MacDougall also does not believe in value-free history. He has heroes and villains. His heroes are competent military officers and entrepreneurs whose new ideas made our country better. For example, he notes that Andrew Carnegie and John D. Rockefeller, far from being "robber barons," were innovators who steadily caused the price of oil and steel to fall. But MacDougall also has space for lesser-known innovators such as Dan Rice, whose circus was so popular that in the 1850s he became the first nationally known entertainer. (Among Rice's innovations: He taught Americans that peanuts were enjoyable to eat – and fun to feed to elephants.)

MacDougall's villains include nearly all politicians of the era, with the exception of Abraham Lincoln. Most of us might have thought that Daniel Webster was vaguely admirable; MacDougall disagrees. Webster, he writes, "had a face that scared children." A famous speech Webster gave at Faneuil Hall in Boston fed "his own fame with a pretense of humility… . A man of strong Yankee principles, he was never religious except insofar as he worshipped himself."

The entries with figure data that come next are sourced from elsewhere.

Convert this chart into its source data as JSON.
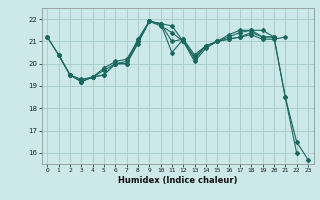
{
  "bg_color": "#cce8e8",
  "grid_color": "#aacece",
  "line_color": "#1a6860",
  "xlabel": "Humidex (Indice chaleur)",
  "xlim": [
    -0.5,
    23.5
  ],
  "ylim": [
    15.5,
    22.5
  ],
  "yticks": [
    16,
    17,
    18,
    19,
    20,
    21,
    22
  ],
  "xticks": [
    0,
    1,
    2,
    3,
    4,
    5,
    6,
    7,
    8,
    9,
    10,
    11,
    12,
    13,
    14,
    15,
    16,
    17,
    18,
    19,
    20,
    21,
    22,
    23
  ],
  "figsize": [
    3.2,
    2.0
  ],
  "dpi": 100,
  "series": [
    {
      "x": [
        0,
        1,
        2,
        3,
        4,
        5,
        6,
        7,
        8,
        9,
        10,
        11,
        12,
        13,
        14,
        15,
        16,
        17,
        18,
        19,
        20,
        21
      ],
      "y": [
        21.2,
        20.4,
        19.5,
        19.3,
        19.4,
        19.5,
        20.0,
        20.0,
        21.0,
        21.9,
        21.8,
        21.7,
        21.0,
        20.1,
        20.7,
        21.0,
        21.1,
        21.2,
        21.3,
        21.1,
        21.1,
        21.2
      ]
    },
    {
      "x": [
        0,
        1,
        2,
        3,
        4,
        5,
        6,
        7,
        8,
        9,
        10,
        11,
        12,
        13,
        14,
        15,
        16,
        17,
        18,
        19,
        20,
        21,
        22
      ],
      "y": [
        21.2,
        20.4,
        19.5,
        19.2,
        19.4,
        19.5,
        20.0,
        20.0,
        20.9,
        21.9,
        21.8,
        20.5,
        21.1,
        20.2,
        20.8,
        21.0,
        21.1,
        21.2,
        21.4,
        21.2,
        21.2,
        18.5,
        16.0
      ]
    },
    {
      "x": [
        1,
        2,
        3,
        4,
        5,
        6,
        7,
        8,
        9,
        10,
        11,
        12,
        13,
        14,
        15,
        16,
        17,
        18,
        19,
        20
      ],
      "y": [
        20.4,
        19.5,
        19.2,
        19.4,
        19.7,
        20.0,
        20.1,
        21.1,
        21.9,
        21.7,
        21.4,
        21.0,
        20.3,
        20.8,
        21.0,
        21.3,
        21.5,
        21.5,
        21.5,
        21.2
      ]
    },
    {
      "x": [
        2,
        3,
        4,
        5,
        6,
        7,
        8,
        9,
        10,
        11,
        12,
        13,
        14,
        15,
        16,
        17,
        18,
        19,
        20,
        21,
        22,
        23
      ],
      "y": [
        19.5,
        19.2,
        19.4,
        19.8,
        20.1,
        20.2,
        21.0,
        21.9,
        21.8,
        21.0,
        21.1,
        20.4,
        20.8,
        21.0,
        21.2,
        21.4,
        21.5,
        21.2,
        21.2,
        18.5,
        16.5,
        15.7
      ]
    }
  ]
}
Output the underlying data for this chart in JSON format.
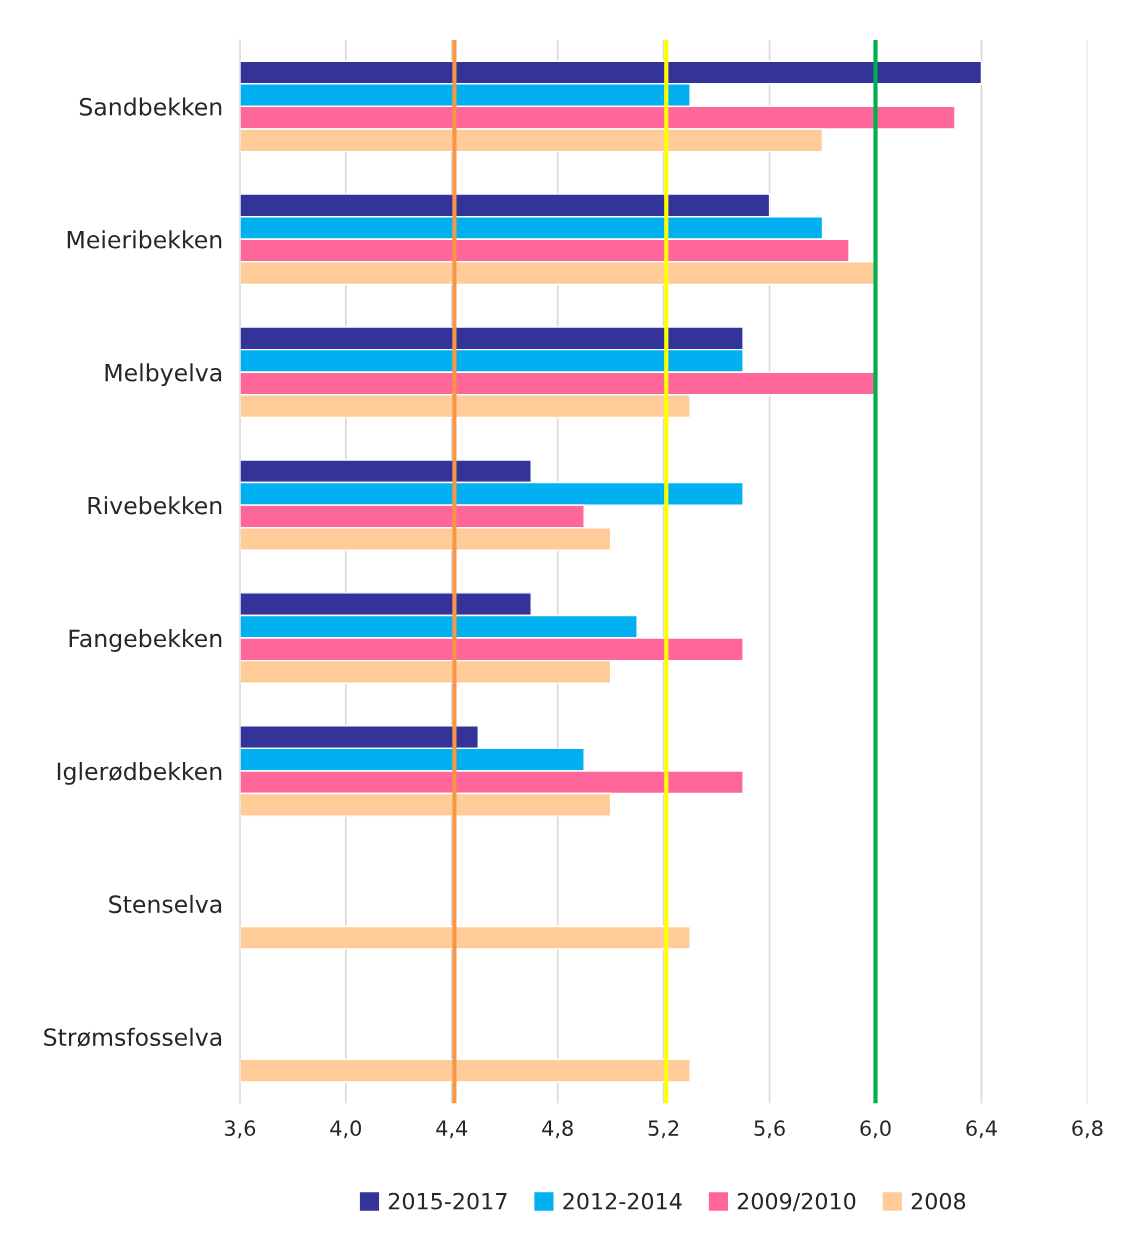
{
  "chart_data": {
    "type": "bar",
    "orientation": "horizontal",
    "categories": [
      "Sandbekken",
      "Meieribekken",
      "Melbyelva",
      "Rivebekken",
      "Fangebekken",
      "Iglerødbekken",
      "Stenselva",
      "Strømsfosselva"
    ],
    "series": [
      {
        "name": "2015-2017",
        "color": "#333399",
        "values": [
          6.4,
          5.6,
          5.5,
          4.7,
          4.7,
          4.5,
          null,
          null
        ]
      },
      {
        "name": "2012-2014",
        "color": "#00b0f0",
        "values": [
          5.3,
          5.8,
          5.5,
          5.5,
          5.1,
          4.9,
          null,
          null
        ]
      },
      {
        "name": "2009/2010",
        "color": "#ff6699",
        "values": [
          6.3,
          5.9,
          6.0,
          4.9,
          5.5,
          5.5,
          null,
          null
        ]
      },
      {
        "name": "2008",
        "color": "#ffcc99",
        "values": [
          5.8,
          6.0,
          5.3,
          5.0,
          5.0,
          5.0,
          5.3,
          5.3
        ]
      }
    ],
    "xlim": [
      3.6,
      6.8
    ],
    "xticks": [
      {
        "value": 3.6,
        "label": "3,6"
      },
      {
        "value": 4.0,
        "label": "4,0"
      },
      {
        "value": 4.4,
        "label": "4,4"
      },
      {
        "value": 4.8,
        "label": "4,8"
      },
      {
        "value": 5.2,
        "label": "5,2"
      },
      {
        "value": 5.6,
        "label": "5,6"
      },
      {
        "value": 6.0,
        "label": "6,0"
      },
      {
        "value": 6.4,
        "label": "6,4"
      },
      {
        "value": 6.8,
        "label": "6,8"
      }
    ],
    "ref_lines": [
      {
        "axis": "x",
        "value": 4.41,
        "color": "#f79646"
      },
      {
        "axis": "x",
        "value": 5.21,
        "color": "#ffff00"
      },
      {
        "axis": "x",
        "value": 6.0,
        "color": "#00b050"
      }
    ],
    "grid": "x",
    "legend": "bottom"
  }
}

Webster isn't the only egotist to face MacDougall's wrath. The chief antagonists in this book are the woozy romantics and Transcendentalists who abandoned God in favor of "self-deification." MacDougall in particular critiques Henry David Thoreau and Ralph Waldo Emerson for replacing faith in Jesus with faith in themselves.

While Throes of Democracy is not a Catholic history, it has a Catholic hero: Orestes Brownson, the neglected journalist and scholar who flourished in the 1850s and 1860s. Brownson was originally a Transcendentalist, but in the 1840s began a spiritual odyssey that led him to convert to Catholicism in 1844.

In his most important books, The Spirit-Rapper: An Autobiography (1854) and The American Republic (1865), Brownson argued that the Founding Fathers wanted religion to be separate from but equal to the state. He thought the Church should be a strong, independent, national moral beacon that would not be subject either to the state or to the whims of politicians.

In MacDougall's view, Brownson's diagnosis of America's moral problems is accurate. "Lacking a shared spirituality and devotion to a common creator," he writes, "Americans clung to a civil religion. They pretended, like Walt Whitman, that they were priests in a church of democracy, that their nation was a heaven under construction."

Throes of Democracy is a vital, necessary, and entertaining guide to the history of our country.


Martin Morse Wooster's reviews have appeared in the Washington Post, Wall Street Journal, and the Washington Times.